Re: [PATCH] blk-mq: Fix cpu indexing error in blk_mq_alloc_request_hctx()

Ming Lei <ming.lei@xxxxxxxxxx> · Sun, 27 Oct 2019 15:23:15 +0800

On Fri, Oct 25, 2019 at 03:33:15PM -0700, Sagi Grimberg wrote:
> 
> > > > > hctx is specified specifically, it is the 1st command on a new nvme
> > > > > controller queue. The command *must* be issued on the queue it is to
> > > > > initialize (this is different from pci nvme).  The hctx is specified so the
> > > > > correct nvme queue is selected when the command comes down the request path.
> > > > > Saying "don't do that" means one of the following: a) snooping every rq on
> > > > > the request path to spot initialization ios and move them to the right
> > > > > queue; or b) creating a duplicate non-blk-mq request path for this 1
> > > > > initialization io.

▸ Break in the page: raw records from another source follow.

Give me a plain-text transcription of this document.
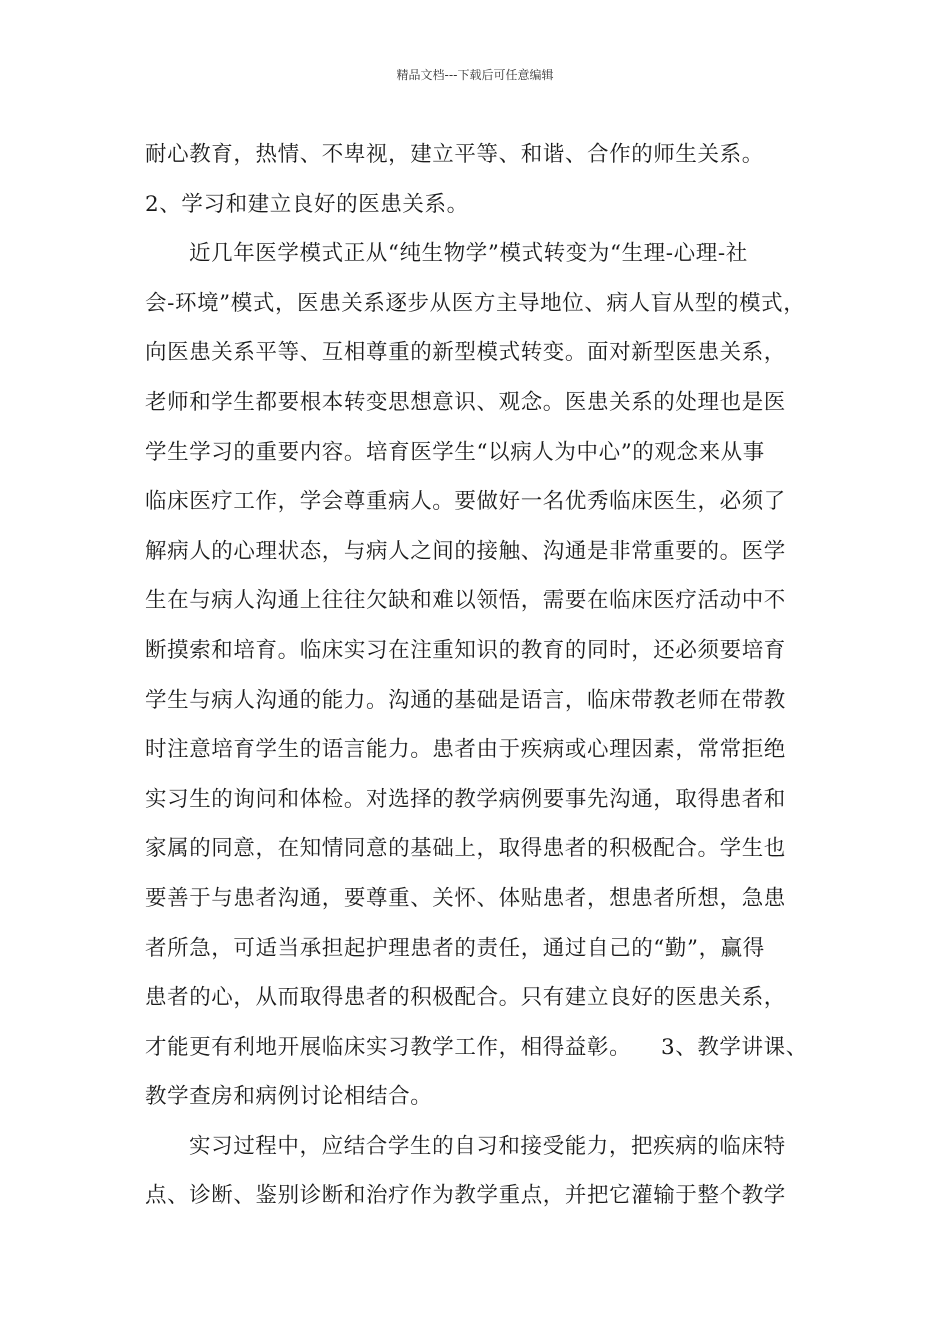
精品文档---下载后可任意编辑
耐心教育，热情、不卑视，建立平等、和谐、合作的师生关系。
2、学习和建立良好的医患关系。
近几年医学模式正从“纯生物学”模式转变为“生理-心理-社
会-环境”模式，医患关系逐步从医方主导地位、病人盲从型的模式，
向医患关系平等、互相尊重的新型模式转变。面对新型医患关系，
老师和学生都要根本转变思想意识、观念。医患关系的处理也是医
学生学习的重要内容。培育医学生“以病人为中心”的观念来从事
临床医疗工作，学会尊重病人。要做好一名优秀临床医生，必须了
解病人的心理状态，与病人之间的接触、沟通是非常重要的。医学
生在与病人沟通上往往欠缺和难以领悟，需要在临床医疗活动中不
断摸索和培育。临床实习在注重知识的教育的同时，还必须要培育
学生与病人沟通的能力。沟通的基础是语言，临床带教老师在带教
时注意培育学生的语言能力。患者由于疾病或心理因素，常常拒绝
实习生的询问和体检。对选择的教学病例要事先沟通，取得患者和
家属的同意，在知情同意的基础上，取得患者的积极配合。学生也
要善于与患者沟通，要尊重、关怀、体贴患者，想患者所想，急患
者所急，可适当承担起护理患者的责任，通过自己的“勤”，赢得
患者的心，从而取得患者的积极配合。只有建立良好的医患关系，
才能更有利地开展临床实习教学工作，相得益彰。    3、教学讲课、
教学查房和病例讨论相结合。
实习过程中，应结合学生的自习和接受能力，把疾病的临床特
点、诊断、鉴别诊断和治疗作为教学重点，并把它灌输于整个教学
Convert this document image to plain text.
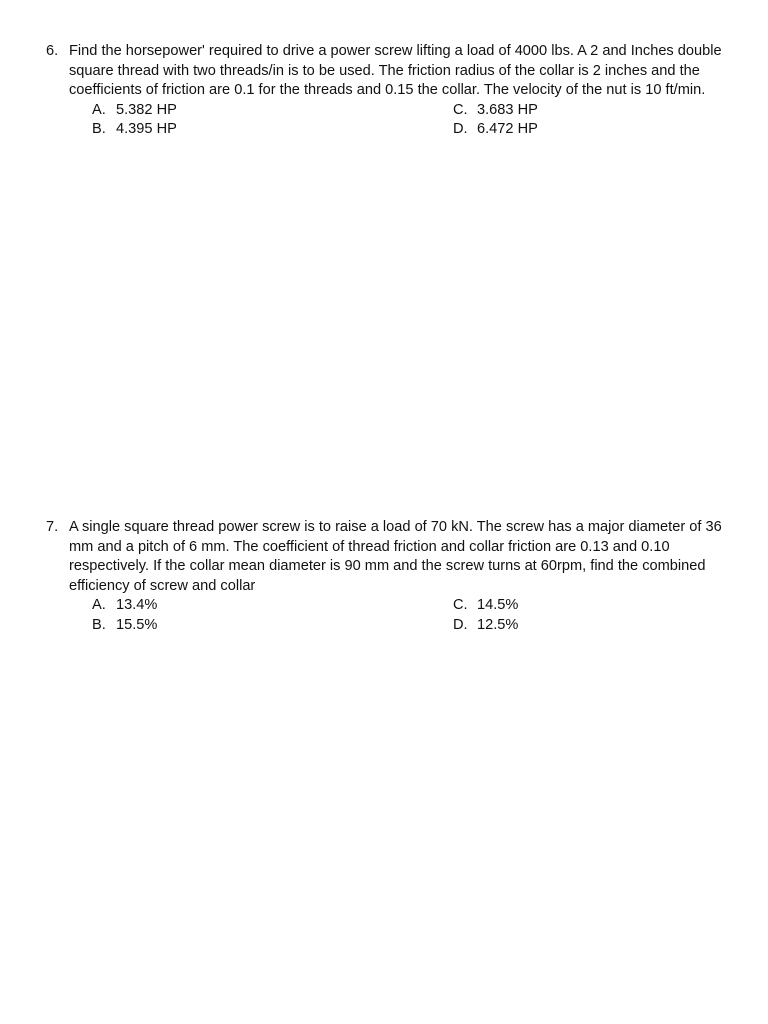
6. Find the horsepower' required to drive a power screw lifting a load of 4000 lbs. A 2 and Inches double square thread with two threads/in is to be used. The friction radius of the collar is 2 inches and the coefficients of friction are 0.1 for the threads and 0.15 the collar. The velocity of the nut is 10 ft/min.
A. 5.382 HP	C. 3.683 HP
B. 4.395 HP	D. 6.472 HP
7. A single square thread power screw is to raise a load of 70 kN. The screw has a major diameter of 36 mm and a pitch of 6 mm. The coefficient of thread friction and collar friction are 0.13 and 0.10 respectively. If the collar mean diameter is 90 mm and the screw turns at 60rpm, find the combined efficiency of screw and collar
A. 13.4%	C. 14.5%
B. 15.5%	D. 12.5%
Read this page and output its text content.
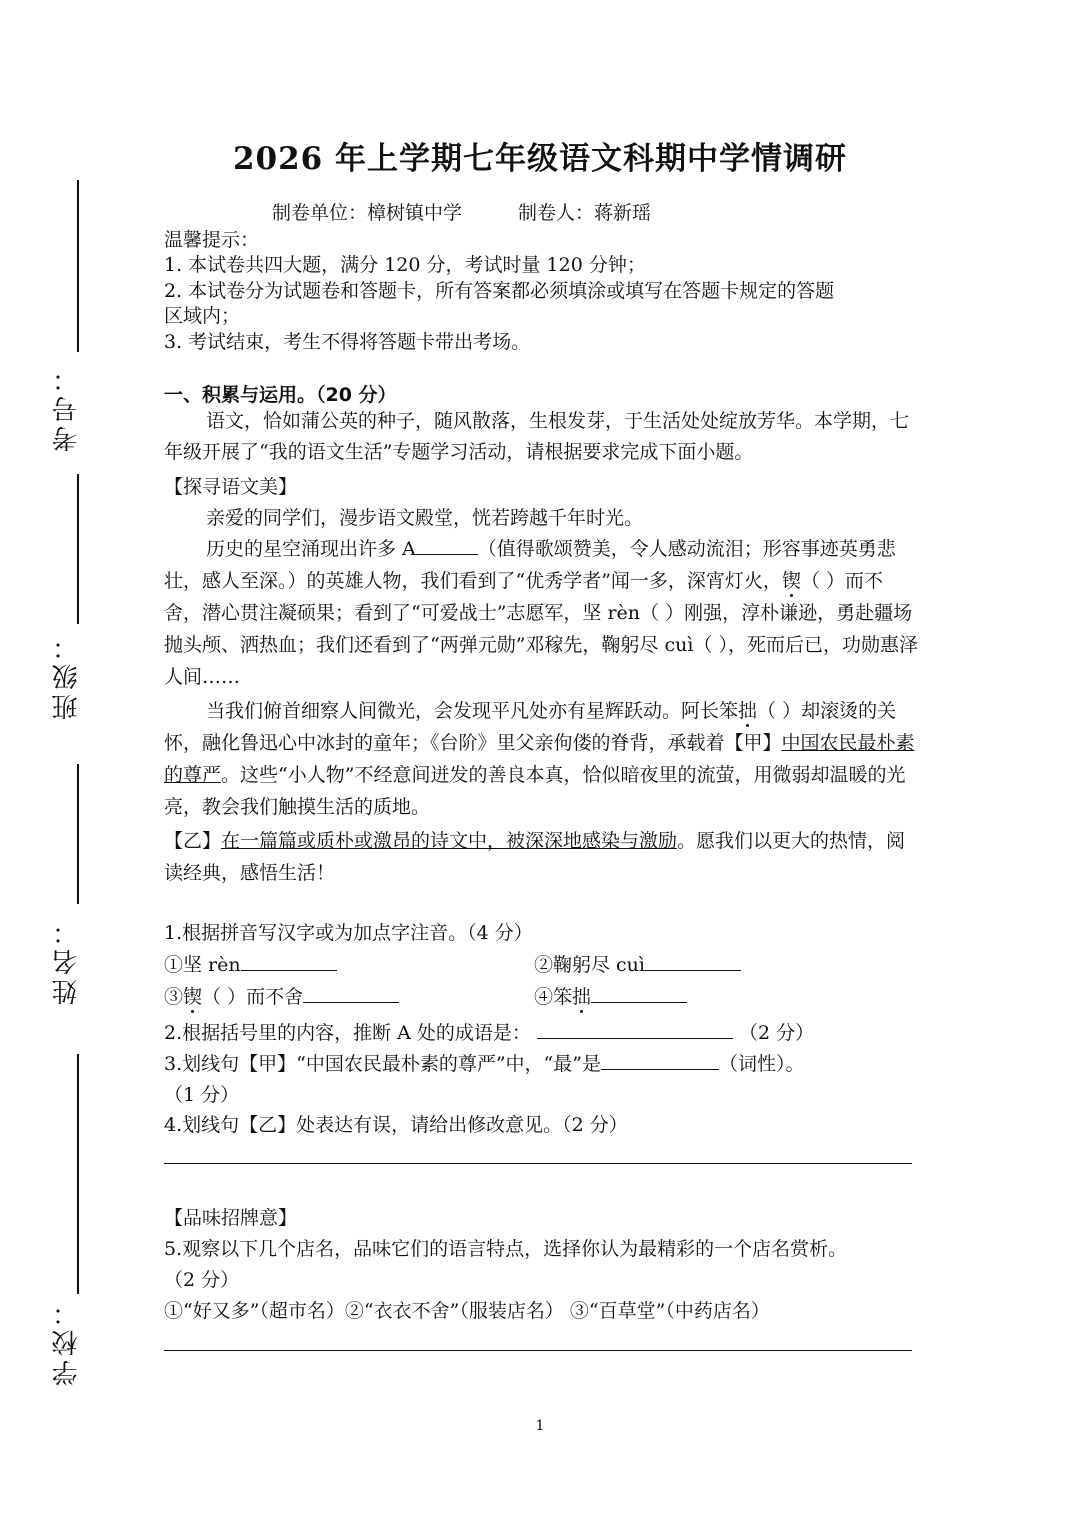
考号：
班级：
姓名：
学校：
2026 年上学期七年级语文科期中学情调研
制卷单位：樟树镇中学	制卷人：蒋新瑶
温馨提示：
1. 本试卷共四大题，满分 120 分，考试时量 120 分钟；
2. 本试卷分为试题卷和答题卡，所有答案都必须填涂或填写在答题卡规定的答题
区域内；
3. 考试结束，考生不得将答题卡带出考场。
一、积累与运用。（20 分）
语文，恰如蒲公英的种子，随风散落，生根发芽，于生活处处绽放芳华。本学期，七年级开展了“我的语文生活”专题学习活动，请根据要求完成下面小题。
【探寻语文美】
亲爱的同学们，漫步语文殿堂，恍若跨越千年时光。
历史的星空涌现出许多 A	（值得歌颂赞美，令人感动流泪；形容事迹英勇悲壮，感人至深。）的英雄人物，我们看到了“优秀学者”闻一多，深宵灯火，锲（ ）而不舍，潜心贯注凝硕果；看到了“可爱战士”志愿军，坚 rèn（ ）刚强，淳朴谦逊，勇赴疆场抛头颅、洒热血；我们还看到了“两弹元勋”邓稼先，鞠躬尽 cuì（ ），死而后已，功勋惠泽人间……
当我们俯首细察人间微光，会发现平凡处亦有星辉跃动。阿长笨拙（ ）却滚烫的关怀，融化鲁迅心中冰封的童年；《台阶》里父亲佝偻的脊背，承载着【甲】中国农民最朴素的尊严。这些“小人物”不经意间迸发的善良本真，恰似暗夜里的流萤，用微弱却温暖的光亮，教会我们触摸生活的质地。
【乙】在一篇篇或质朴或激昂的诗文中，被深深地感染与激励。愿我们以更大的热情，阅读经典，感悟生活！
1.根据拼音写汉字或为加点字注音。（4 分）
①坚 rèn	②鞠躬尽 cuì
③锲（ ）而不舍	④笨拙
2.根据括号里的内容，推断 A 处的成语是：	（2 分）
3.划线句【甲】“中国农民最朴素的尊严”中，“最”是	（词性）。
（1 分）
4.划线句【乙】处表达有误，请给出修改意见。（2 分）
【品味招牌意】
5.观察以下几个店名，品味它们的语言特点，选择你认为最精彩的一个店名赏析。
（2 分）
①“好又多”（超市名）②“衣衣不舍”（服装店名） ③“百草堂”（中药店名）
1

Both of those are ugly.
> > > > 
> > > > In nvmf_connect_io_queue(), 'qid' has been encoded into instance of 'struct
> > > > nvme_command', that means the 'nvme controller' should know the
> > > > specified queue by parsing the command. So still not understand why you
> > > > have to submit the command via the specified queue.
> > > 
> > > The connect command must be send on the queue that it is connecting, the
> > > qid is telling the controller the id of the queue, but the controller
> > > still expects the connect to be issued on the queue that it is designed
> > > to connect (or rather initialize).
> > > 
> > > in queue_rq we take queue from hctx->driver_data and use it to issue
> > > the command. The connect is different that it is invoked on a context
> > > that is not necessarily running from a cpu that maps to this specific
> > > hctx. So in essence what is needed is a tag from the specific queue tags
> > > without running cpu consideration.
> > 
> > OK, got it.
> > 
> > If nvmf_connect_io_queue() is only run before setting up IO queues, the
> > shared tag problem could be solved easily, such as, use a standalone
> > tagset?
> 
> Not sure what you mean exactly...
> 
> Also, keep in mind that this sequence also goes into reconnects, where
> we already have our tagset allocated (with pending requests
> potentially).

I just found the connect command is always submitted via the unique reserved
tag 0, so it is nothing to do with IO requests any more.

You can use the reserved tag 0 for connect command as before just by not
sharing tagset between connect queue and IO queues.

Follows the detailed idea:

1) still reserve 1 tag for connect command in the IO tagset.

2) in each driver, create a conn_tagset for .connect_q only, and create
the .connect_q from this 'conn_tagset', and sets conn_tagset.nr_hw_queues
as 1, and sets conn_tagset.queue_depth as 'ctrl.queue_count - 1'

3) in .queue_rq of conn_tagset.ops:

- parse index of queue to be connected from nvme_command.conn.qid
- set the connect command's tag as 0
- then do every other thing just like before

Thanks,
Ming